A few of the moments that defined the Fermi-LAT era — each one an interactive look at what the highest-energy light in the universe revealed. The signature discovery, the flaring binary PSR B1259−63, lives on the home page.
Discovery · 2008
The first gamma-ray pulsar
In 2008, Fermi-LAT found a pulsar no radio telescope had ever seen — PSR J0007+7303, buried in the supernova remnant CTA 1. It was the first pulsar ever discovered in a blind search of gamma rays alone, and Aous Abdo led the analysis. It proved that a whole hidden population of radio-quiet gamma-ray pulsars was waiting — and hundreds soon followed.

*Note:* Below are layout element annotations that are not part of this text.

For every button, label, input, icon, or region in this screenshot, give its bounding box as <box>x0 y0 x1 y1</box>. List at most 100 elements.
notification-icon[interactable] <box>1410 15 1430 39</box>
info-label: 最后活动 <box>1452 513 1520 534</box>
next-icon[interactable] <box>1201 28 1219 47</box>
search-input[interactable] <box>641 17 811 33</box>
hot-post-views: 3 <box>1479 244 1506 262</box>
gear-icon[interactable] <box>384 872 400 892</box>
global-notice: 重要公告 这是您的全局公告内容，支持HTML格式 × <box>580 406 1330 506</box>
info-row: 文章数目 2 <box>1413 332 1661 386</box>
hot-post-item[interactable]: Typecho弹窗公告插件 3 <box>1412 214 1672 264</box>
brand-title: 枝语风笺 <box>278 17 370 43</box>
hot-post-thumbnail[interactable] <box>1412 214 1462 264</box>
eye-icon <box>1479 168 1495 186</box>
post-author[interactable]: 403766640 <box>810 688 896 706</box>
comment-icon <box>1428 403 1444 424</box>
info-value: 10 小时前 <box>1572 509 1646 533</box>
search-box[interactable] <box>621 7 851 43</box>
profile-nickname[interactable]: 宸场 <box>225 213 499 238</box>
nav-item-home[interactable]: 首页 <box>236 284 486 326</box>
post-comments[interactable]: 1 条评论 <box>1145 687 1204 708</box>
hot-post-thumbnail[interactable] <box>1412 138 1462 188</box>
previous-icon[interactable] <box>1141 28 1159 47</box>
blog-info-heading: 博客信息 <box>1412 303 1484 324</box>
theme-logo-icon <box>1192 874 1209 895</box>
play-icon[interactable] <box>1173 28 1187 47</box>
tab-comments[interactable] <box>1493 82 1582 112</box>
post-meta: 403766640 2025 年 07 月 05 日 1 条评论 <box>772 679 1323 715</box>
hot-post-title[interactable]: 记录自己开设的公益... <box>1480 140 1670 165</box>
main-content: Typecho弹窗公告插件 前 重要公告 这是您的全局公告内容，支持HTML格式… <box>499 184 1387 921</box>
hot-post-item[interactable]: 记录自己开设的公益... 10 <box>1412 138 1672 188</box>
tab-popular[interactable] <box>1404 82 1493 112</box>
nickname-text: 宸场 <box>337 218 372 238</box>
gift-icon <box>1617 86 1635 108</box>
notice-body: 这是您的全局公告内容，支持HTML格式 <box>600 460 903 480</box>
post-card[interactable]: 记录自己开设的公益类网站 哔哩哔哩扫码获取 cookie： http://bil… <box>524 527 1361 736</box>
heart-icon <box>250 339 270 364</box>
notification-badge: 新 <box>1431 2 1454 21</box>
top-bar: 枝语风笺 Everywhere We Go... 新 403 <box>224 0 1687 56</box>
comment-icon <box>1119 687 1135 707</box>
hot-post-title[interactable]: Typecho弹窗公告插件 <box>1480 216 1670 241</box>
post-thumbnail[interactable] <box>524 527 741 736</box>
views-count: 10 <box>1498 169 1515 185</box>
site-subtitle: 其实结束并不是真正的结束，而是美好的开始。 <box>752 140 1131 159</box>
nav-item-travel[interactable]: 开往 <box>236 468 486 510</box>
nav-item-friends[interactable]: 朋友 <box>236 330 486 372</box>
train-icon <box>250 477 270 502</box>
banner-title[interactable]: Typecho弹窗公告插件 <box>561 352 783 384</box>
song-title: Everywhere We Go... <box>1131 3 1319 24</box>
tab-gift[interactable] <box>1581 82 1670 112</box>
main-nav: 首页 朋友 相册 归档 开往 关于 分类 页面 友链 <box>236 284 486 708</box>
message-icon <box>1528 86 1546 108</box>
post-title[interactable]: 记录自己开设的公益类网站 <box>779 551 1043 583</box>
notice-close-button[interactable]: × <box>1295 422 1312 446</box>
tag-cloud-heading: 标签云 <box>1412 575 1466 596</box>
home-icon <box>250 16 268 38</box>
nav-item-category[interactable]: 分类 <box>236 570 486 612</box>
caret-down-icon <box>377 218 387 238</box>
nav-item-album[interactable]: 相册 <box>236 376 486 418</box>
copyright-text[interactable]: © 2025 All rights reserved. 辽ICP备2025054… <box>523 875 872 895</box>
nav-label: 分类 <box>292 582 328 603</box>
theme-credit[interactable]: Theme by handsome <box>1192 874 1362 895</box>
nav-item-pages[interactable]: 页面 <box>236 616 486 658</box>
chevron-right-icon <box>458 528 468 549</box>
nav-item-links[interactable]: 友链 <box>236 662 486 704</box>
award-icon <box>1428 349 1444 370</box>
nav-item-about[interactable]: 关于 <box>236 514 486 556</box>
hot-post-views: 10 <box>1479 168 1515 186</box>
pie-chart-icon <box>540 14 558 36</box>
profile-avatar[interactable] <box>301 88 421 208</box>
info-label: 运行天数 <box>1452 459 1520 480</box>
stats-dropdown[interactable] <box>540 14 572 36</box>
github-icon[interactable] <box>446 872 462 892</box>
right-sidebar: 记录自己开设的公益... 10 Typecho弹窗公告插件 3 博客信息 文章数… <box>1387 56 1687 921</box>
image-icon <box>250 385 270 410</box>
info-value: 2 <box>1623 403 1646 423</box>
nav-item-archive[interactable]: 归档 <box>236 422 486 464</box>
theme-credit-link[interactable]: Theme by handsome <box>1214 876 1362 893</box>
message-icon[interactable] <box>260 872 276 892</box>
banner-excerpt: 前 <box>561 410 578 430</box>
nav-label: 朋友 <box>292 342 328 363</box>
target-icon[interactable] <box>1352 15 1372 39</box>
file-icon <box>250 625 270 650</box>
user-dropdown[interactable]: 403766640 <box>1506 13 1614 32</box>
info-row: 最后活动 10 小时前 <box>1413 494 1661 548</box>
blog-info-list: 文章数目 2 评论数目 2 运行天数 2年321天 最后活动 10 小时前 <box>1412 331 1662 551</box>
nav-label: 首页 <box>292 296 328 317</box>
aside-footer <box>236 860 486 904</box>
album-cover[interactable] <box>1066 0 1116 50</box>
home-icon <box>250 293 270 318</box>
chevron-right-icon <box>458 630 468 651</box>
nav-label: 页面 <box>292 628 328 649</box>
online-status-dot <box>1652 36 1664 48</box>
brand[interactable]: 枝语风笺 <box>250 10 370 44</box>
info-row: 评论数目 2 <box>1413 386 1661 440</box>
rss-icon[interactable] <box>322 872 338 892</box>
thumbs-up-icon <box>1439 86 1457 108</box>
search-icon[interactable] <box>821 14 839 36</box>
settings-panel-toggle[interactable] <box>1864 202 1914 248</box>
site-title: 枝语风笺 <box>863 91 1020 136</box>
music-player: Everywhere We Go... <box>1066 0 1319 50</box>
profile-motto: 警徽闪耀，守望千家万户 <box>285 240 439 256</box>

Two beams → two pulses per turn
- Pulsar
- PSR J0007+7303 · 315.9 ms
- Remnant
- CTA 1 supernova remnant
- How found
- Blind search — gamma rays alone
- Why it mattered
- First radio-quiet gamma-ray pulsar
Discovery · Fermi-LAT era
Gravitational lensing in gamma rays
Einstein predicted that gravity bends light. A century later, Fermi-LAT watched a foreground galaxy bend the gamma-ray flares of the distant blazar B0218+357 — the same outburst arriving twice, about 11.5 days apart, along two paths of unequal length. It was the first time gravitational lensing had ever been seen in gamma rays — a milestone of the mission Abdo helped build.
- Source
- Blazar B0218+357
- Lens
- Foreground spiral galaxy
- Two images
- ~0.3″ apart — the most compact known lens
- Time delay
- ~11.5 days between the images
The physics
How a source shines — radio to TeV
Every source in Abdo's catalogs is, underneath, a spectrum — a fingerprint of how it radiates across the electromagnetic spectrum. Blazars show the classic double hump: low-energy synchrotron light, then the same particles boosting photons up into the gamma-ray band that Fermi-LAT opened. Explore it below.
Two humps: relativistic electrons emit low-energy synchrotron light, then boost photons up to gamma rays by inverse Compton scattering. TheFermi-LAT window sits on the high-energy hump.